Kofax Clarity Page Recognition Profile Settings window

This recognition engine differs slightly from the other engines. It is specialized to recognize text in any image, including an picture of an ID badge worn by a person, or a photo of a sign. Also, instead of performing OCR on the Kofax Transformation Modules server, OCR is performed on a remote server via an internet connection.

Important You require a separate license to use this recognition engine.

Communication between the Kofax Clarity recognition profile and its server use port 443. This port must be open in your Firewall settings.

If you perform recognition using Kofax Clarity during testing in Project Builder, runtime licenses are consumed. If you want to avoid consuming too many runtime licenses during project configuration and testing, Kofax recommends that you test Kofax Clarity on selected images only, and that you perform OCR on other test images or training images using another recognition engine.

During configuration, the best practice is to run this recognition engine a few times without a fallback recognition engine configured. This ensures that everything is working as expected and that the proper internet access if available.

You can use this window to set the Kofax Clarity full-text OCR profile.

Languages

This group enables you to select one or more specific languages, or allow the recognition engine to determine the language itself.

This group has the following options:

Automatic language detection

Select this to allow the Kofax Clarity recognition engine to determine the language of a document. This option is selected by default.

Selected languages

Select this option if you want to explicitly specify what languages are used in your documents.

Once selected, the list of languages is enabled. Select one or more languages.

The list of available languages depends on which Recognition mode is selected.

If your documents are in Chinese, Greek, Hebrew, Japanese, Korean, or Thai, these are not supported by Document Mode. These languages are supported by Text mode, but your documents may not be suitable for that mode. For the best results for documents with these languages, thoroughly test both modes with the selected language as well as the Automatic language detection option to see which combination performs best.
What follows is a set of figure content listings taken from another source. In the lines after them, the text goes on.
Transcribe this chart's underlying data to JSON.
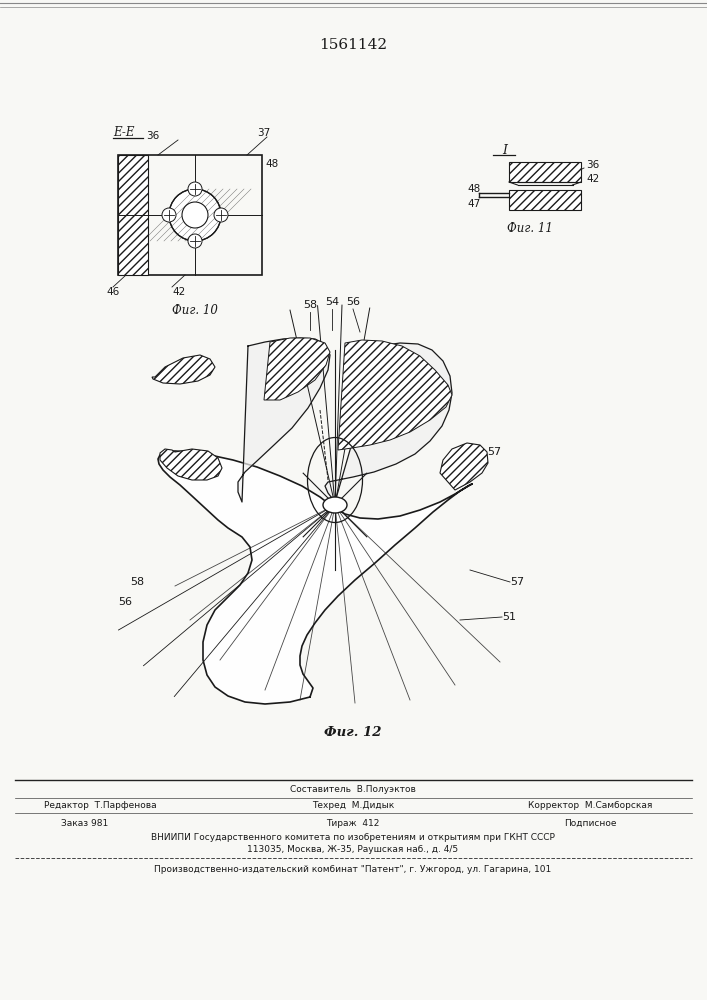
{
  "title_number": "1561142",
  "bg_color": "#f8f8f5",
  "line_color": "#1a1a1a",
  "fig10_label": "Фиг. 10",
  "fig11_label": "Фиг. 11",
  "fig12_label": "Фиг. 12",
  "footer_line1": "Составитель  В.Полуэктов",
  "footer_line2_left": "Редактор  Т.Парфенова",
  "footer_line2_mid": "Техред  М.Дидык",
  "footer_line2_right": "Корректор  М.Самборская",
  "footer_line3_left": "Заказ 981",
  "footer_line3_mid": "Тираж  412",
  "footer_line3_right": "Подписное",
  "footer_line4": "ВНИИПИ Государственного комитета по изобретениям и открытиям при ГКНТ СССР",
  "footer_line5": "113035, Москва, Ж-35, Раушская наб., д. 4/5",
  "footer_line6": "Производственно-издательский комбинат \"Патент\", г. Ужгород, ул. Гагарина, 101"
}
Alternatively, select a different recognition engine.

Important If you are not sure what languages are used in your documents, use the "Automatic language detection" option because it provides better OCR results than if the wrong languages are selected.
General Settings

This group enables you to specify how a document is recognized with the Kofax Clarity engine.
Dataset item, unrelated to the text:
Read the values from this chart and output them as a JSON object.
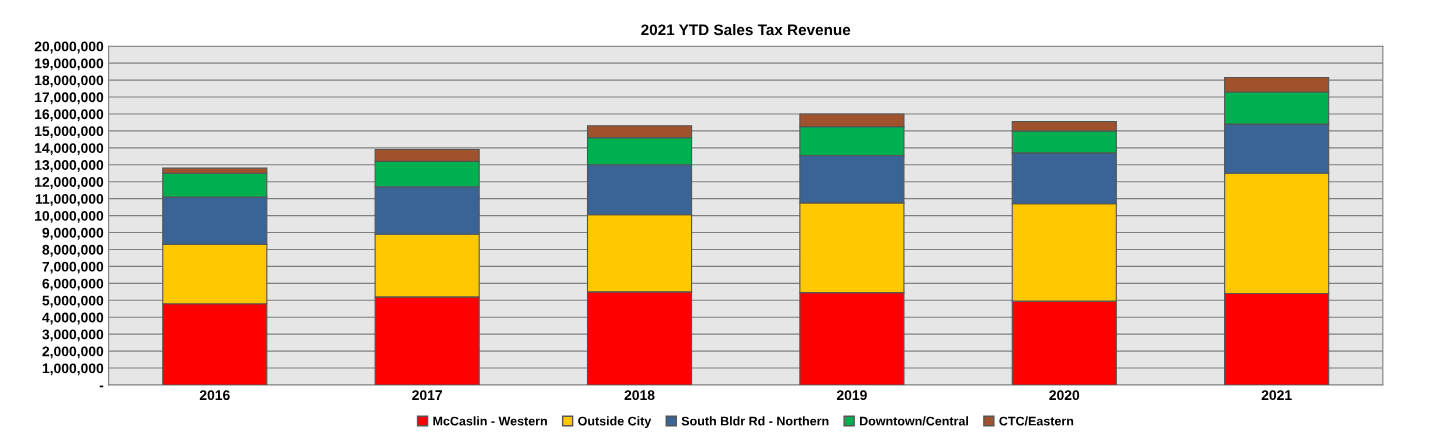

This group has the following options:

Recognition mode

Select one of the following modes of recognition.

  • Document Mode.

    Select this mode if your documents are classic paper documents, forms, or densely packed text images. For example, an invoice or a bank letter. This option is selected by default.

  • Text mode.

    Select to detect and extract text from images with a small amount of text. For example, a photo ID card.

Word separation characters

Use this field to define what characters may separate words.

The value for this option is set to /:()-# (forward slash, colon, open and close parentheses, hyphen, pound) by default.

Fallback Profile

If the Kofax Clarity recognition profile is temporary unavailable, you can configure what recognition engine is used instead. This ensures that a broken network connection does not hold up processing with failed OCR results.

Recognition profile to be used as fallback

Select a page recognition profile that performs OCR if the Kofax Clarity recognition profile is not available. The value for this option is set to <None> by default.

Important You cannot call page recognition from script using the Kofax Clarity recognition engine.